The FNCCI has demanded that the government shelve the ‘Working Guidelines 2022’ for two years in view of shrinking investment and revenue, stating that it has only added complexity to businesses. Fluctuations of interest rates, internationally skyrocketed fuel and raw material prices, and logistics and freight charges have added complexity to the economy already hit hard by the COVID-19 pandemic. Business people have lamented that it has become difficult to operate industries owing to a mismatch between the determination of the estimated financial statement and determination of the actual required limit of working capital. They have called for reducing mandatory cash ration by one percentage point and transferring the amount of government treasury to manage liquidity.

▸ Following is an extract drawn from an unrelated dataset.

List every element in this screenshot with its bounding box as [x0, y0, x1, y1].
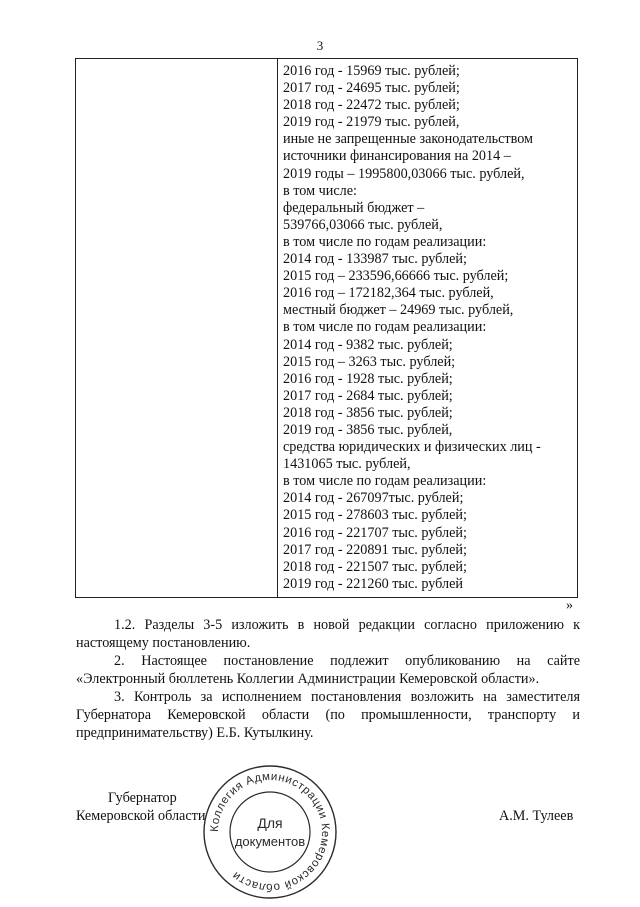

The Prime Minister has reiterated the government's commitment to create an environment conducive for operating business and industries, and to provide security to the industrial sector. Speaking at a cabinet meeting on Tuesday, PM Deuba said that he was aware of the economic hardships and would discuss with all parties concerned to find a solution to the problem. PM's remarks came after Home Minister Balkrishna Khand, Finance Minister Janardan Sharma and Minister for Industry, Commerce and Supplies Dilendra Prasad Badu called for reviewing the current monetary policy and the interest rates, which they said, have invited economic woes. Meanwhile, the cabinet meeting has decided to lift an eight-month ban on the import of luxury items that included vehicles, mobile sets, liquor and motorcycles effective from December 16. In April, the government had imposed import restrictions to check the fast depletion of foreign reserves. This step is likely to boost business activities as some of the production sectors of the country are based on import.